Senior Communications Manager
WRF Client Washington Legal Foundation Wins Decision in First Amendment Challenge to FDA Regulations
Washington, DC—A recent federal court ruling makes clear that a key First Amendment victory for WRF client Washington Legal Foundation applies to new regulations implementing the Food and Drug Administration Modernization Act ("FDAMA"). In an order issued February 16, 1999, in the case of Washington Legal Foundation v. Friedman, U.S. District Judge Royce C. Lamberth rejected the U.S. Food and Drug Administration’s request to limit the judge’s 1998 decision striking down the agency’s restrictions on certain communications concerning the "off-label" use of drugs and medical devices. For a link to Judge Lamberth’s Memorandum Opinion and Redline Amended Order,
The term "off-label" derives from FDA’s authority to review and approve the labeling of prescription drugs and medical devices as safe and effective for particular ailments or conditions. However, physicians may—and frequently do—lawfully prescribe drugs or use devices for conditions other than those set forth on the label. Such off-label uses are both widespread and beneficial, particularly in fields such as oncology (where medical advancements routinely outpace the FDA approval process) and pediatrics (where the ability to conduct the controlled studies necessary for FDA approval is limited).
But FDA rules restricted some speech about these off-label uses, even though the uses themselves were not restricted. Specifically, FDA prohibited drug and device manufacturers from disseminating to doctors or other health care professional any information about the off-label uses of their products, even when the speech at issue—such as articles published in a peer-reviewed medical journal—originated with a speaker independent of the manufacturer.
In 1994, WLF challenged these restrictions as impermissibly tramping upon the First Amendment rights of pharmaceutical and medical device manufacturers to disseminate, and of physicians and other health care professionals to receive, medical and scientific information and data concerning lawfully marketed drugs and medical devices. Judge Lamberth in July 1998 ruled in favor of WLF.
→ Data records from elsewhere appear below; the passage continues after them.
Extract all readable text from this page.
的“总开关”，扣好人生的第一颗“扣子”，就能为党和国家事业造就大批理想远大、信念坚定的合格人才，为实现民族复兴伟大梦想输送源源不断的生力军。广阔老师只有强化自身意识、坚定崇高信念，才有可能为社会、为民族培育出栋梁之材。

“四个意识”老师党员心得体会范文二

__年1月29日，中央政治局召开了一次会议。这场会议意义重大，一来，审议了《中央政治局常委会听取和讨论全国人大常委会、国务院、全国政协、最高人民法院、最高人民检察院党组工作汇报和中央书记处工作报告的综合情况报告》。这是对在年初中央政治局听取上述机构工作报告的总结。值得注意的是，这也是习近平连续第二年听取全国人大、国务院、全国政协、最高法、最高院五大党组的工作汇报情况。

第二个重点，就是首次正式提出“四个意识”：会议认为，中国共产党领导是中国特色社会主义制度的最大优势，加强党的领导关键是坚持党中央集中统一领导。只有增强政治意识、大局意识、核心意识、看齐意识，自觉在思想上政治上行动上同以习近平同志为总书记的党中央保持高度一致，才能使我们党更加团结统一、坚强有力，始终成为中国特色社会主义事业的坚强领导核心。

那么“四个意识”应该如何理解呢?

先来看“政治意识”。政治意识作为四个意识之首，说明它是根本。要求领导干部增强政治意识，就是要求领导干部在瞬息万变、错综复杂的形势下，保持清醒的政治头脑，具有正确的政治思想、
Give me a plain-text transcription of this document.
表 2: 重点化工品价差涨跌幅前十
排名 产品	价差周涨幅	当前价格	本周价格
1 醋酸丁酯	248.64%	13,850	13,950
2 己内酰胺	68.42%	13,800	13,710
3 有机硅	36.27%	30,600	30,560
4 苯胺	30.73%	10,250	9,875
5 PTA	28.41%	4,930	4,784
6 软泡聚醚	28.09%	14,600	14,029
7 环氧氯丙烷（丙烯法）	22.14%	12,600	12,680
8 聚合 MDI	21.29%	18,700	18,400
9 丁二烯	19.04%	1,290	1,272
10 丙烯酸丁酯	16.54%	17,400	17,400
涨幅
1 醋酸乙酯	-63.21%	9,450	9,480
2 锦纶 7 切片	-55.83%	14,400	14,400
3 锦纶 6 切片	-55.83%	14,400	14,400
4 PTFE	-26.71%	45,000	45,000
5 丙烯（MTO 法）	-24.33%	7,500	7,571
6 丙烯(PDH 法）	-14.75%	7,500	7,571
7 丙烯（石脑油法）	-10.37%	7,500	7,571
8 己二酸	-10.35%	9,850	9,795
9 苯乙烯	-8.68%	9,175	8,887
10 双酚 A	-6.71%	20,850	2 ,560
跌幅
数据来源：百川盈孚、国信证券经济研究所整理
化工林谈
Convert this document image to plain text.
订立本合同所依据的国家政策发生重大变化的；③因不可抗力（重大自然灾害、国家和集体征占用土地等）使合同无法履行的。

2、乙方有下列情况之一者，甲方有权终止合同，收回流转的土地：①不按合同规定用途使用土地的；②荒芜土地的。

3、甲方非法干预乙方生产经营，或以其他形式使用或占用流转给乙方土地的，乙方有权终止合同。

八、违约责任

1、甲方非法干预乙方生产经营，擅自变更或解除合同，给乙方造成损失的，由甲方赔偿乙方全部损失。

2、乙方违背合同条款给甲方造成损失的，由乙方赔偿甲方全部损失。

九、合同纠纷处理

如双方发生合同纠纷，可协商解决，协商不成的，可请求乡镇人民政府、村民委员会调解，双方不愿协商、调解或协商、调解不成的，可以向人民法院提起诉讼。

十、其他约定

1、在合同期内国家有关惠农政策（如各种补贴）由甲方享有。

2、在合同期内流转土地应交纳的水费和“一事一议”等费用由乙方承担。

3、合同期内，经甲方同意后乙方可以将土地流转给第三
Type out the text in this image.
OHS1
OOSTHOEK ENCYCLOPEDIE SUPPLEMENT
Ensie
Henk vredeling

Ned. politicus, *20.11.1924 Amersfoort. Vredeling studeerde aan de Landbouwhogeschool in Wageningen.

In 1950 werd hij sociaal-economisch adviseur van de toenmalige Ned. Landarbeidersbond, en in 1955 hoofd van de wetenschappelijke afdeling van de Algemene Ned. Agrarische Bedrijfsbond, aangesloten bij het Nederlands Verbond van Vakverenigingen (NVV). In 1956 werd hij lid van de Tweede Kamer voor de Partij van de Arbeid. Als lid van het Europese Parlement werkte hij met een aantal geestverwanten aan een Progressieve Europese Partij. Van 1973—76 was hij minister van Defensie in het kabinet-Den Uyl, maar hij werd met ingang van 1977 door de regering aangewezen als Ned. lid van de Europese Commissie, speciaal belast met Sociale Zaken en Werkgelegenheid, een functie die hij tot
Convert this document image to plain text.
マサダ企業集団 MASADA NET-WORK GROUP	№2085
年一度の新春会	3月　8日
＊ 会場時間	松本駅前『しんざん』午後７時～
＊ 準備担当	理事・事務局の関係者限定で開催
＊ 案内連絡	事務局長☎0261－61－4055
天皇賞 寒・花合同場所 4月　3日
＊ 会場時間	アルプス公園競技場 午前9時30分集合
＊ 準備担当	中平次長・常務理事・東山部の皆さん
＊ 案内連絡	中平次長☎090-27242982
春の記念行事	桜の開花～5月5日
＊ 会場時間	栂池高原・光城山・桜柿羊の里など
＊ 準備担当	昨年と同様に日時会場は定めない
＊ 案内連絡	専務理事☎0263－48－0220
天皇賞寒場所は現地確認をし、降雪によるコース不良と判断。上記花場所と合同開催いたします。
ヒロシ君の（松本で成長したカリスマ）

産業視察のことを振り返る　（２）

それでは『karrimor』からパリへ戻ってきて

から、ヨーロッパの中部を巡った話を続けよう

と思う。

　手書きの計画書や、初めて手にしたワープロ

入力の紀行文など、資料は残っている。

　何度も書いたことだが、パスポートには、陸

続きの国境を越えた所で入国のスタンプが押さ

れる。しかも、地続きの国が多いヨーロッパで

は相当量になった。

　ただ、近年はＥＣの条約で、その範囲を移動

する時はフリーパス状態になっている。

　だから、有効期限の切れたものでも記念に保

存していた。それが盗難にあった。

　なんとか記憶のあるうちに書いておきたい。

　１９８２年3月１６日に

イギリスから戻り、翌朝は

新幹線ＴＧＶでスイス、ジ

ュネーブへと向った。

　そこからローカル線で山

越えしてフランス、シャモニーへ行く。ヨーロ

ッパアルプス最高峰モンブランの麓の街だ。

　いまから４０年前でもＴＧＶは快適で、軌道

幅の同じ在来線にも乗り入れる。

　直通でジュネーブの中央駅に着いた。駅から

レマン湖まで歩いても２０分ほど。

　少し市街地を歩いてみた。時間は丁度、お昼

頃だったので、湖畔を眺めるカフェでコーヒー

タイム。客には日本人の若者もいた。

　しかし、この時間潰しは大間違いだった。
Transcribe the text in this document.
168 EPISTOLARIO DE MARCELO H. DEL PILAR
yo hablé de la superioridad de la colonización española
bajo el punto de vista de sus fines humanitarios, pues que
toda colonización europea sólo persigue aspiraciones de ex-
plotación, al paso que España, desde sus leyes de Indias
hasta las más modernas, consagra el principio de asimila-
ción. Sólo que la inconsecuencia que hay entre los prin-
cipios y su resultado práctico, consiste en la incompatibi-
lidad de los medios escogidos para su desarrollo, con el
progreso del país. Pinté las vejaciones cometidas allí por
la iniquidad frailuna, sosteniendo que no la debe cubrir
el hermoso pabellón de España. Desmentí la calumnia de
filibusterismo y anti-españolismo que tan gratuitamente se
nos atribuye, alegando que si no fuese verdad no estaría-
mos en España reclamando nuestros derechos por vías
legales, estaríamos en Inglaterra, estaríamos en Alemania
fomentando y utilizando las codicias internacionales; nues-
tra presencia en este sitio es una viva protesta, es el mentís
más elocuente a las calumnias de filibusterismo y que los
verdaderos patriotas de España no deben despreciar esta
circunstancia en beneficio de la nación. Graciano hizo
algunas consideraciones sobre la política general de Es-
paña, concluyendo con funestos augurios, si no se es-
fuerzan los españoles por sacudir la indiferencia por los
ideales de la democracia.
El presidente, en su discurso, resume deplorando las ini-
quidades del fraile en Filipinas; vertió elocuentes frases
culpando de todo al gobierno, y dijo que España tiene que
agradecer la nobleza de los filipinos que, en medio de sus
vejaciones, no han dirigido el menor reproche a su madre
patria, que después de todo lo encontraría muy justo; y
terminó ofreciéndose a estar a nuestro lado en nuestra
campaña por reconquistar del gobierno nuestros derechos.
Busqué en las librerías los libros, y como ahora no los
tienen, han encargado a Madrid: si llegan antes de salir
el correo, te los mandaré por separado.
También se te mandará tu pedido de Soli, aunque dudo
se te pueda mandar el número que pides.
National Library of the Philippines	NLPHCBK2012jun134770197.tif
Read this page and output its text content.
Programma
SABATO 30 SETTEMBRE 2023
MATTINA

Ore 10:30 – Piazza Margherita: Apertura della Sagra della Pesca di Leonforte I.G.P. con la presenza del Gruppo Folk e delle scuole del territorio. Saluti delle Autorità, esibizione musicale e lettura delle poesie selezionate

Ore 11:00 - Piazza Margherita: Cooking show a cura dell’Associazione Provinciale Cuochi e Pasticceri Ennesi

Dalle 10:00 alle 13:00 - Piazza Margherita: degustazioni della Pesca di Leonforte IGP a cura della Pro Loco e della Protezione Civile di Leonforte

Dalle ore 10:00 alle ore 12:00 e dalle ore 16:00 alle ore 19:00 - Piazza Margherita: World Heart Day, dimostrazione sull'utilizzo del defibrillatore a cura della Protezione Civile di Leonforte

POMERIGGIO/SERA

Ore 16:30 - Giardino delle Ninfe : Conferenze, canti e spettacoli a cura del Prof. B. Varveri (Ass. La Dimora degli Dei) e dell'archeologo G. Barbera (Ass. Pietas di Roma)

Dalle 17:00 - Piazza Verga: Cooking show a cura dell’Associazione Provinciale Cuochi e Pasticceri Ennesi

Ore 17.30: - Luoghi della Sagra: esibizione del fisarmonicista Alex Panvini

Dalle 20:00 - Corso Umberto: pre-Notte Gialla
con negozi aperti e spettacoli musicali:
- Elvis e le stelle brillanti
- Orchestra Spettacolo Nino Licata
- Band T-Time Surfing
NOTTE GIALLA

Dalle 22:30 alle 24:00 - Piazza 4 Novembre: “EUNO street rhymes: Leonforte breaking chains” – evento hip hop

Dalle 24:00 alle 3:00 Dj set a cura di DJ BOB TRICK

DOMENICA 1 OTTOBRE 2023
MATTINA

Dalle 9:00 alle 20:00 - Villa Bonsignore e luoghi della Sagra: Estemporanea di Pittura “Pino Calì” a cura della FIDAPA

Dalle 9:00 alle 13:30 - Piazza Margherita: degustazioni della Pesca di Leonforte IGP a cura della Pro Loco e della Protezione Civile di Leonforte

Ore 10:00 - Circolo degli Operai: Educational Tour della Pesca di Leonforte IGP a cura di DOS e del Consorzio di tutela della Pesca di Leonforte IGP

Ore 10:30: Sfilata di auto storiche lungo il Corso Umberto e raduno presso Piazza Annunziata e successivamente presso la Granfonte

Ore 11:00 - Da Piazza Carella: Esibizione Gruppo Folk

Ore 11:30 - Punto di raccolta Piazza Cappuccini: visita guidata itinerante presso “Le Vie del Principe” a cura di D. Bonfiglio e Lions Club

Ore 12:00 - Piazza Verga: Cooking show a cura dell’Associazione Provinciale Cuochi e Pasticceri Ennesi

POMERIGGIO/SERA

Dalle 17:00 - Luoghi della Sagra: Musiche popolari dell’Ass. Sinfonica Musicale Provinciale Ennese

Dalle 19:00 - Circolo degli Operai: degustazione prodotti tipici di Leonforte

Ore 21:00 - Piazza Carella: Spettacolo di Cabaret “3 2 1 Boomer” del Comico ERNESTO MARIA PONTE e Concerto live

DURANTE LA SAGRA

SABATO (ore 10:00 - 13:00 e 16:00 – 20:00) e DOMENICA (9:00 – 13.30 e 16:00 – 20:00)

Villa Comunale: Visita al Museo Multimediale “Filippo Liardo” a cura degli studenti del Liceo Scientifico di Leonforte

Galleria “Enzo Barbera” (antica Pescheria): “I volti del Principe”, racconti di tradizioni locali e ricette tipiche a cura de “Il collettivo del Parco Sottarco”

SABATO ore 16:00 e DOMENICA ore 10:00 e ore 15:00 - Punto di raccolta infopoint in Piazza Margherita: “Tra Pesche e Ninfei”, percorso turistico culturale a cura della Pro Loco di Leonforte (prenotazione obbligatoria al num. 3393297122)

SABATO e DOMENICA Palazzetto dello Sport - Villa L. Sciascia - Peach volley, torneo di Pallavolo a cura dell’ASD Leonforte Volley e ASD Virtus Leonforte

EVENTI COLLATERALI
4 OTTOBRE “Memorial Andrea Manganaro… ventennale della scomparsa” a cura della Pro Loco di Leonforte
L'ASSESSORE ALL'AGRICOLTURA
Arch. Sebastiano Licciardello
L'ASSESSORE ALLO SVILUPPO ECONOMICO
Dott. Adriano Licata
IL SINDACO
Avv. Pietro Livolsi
During briefing on WLF’s challenge, however, Congress enacted FDAMA. The new statute rejects FDA’s old blanket prohibition against manufacturer distribution of independently generated speech about off-label uses. However, Section 401 of FDAMA still places numerous—and onerous—conditions and burdens on the exercise of First Amendment rights. For example, a manufacturer may circulate articles and textbooks discussing off-label uses only if it has submitted to FDA a supplemental application for approval of a new use or certifies that it will do so within a specified period.
In moving to implement FDAMA, FDA asked Judge Lamberth to limit the effect of his July 1998 ruling to the agency’s old (and now superceded) rules. The Judge declined to do so, stating that
Clearly, it was not the Court’s intention that the implementation of the new legislation would render its decision moot. On the contrary, the Court was aware that the [FDA’s 1996 "Guidance Documents"] represented only the latest articulation of the FDA’s ongoing policies toward dissemination of scientific and educational information to health care providers. Consequently, while focusing on the Guidance Documents as the most recent available articulation of the policies, the Court considered the underlying policies in evaluating the constitutionality of FDA’s position on manufacturer-sponsored dissemination of medical information.
Judge Lamberth has now asked the parties to submit supplemental briefs addressing "the extent to which FDAMA and its implementing regulations perpetuate [FDA’s previous] policies."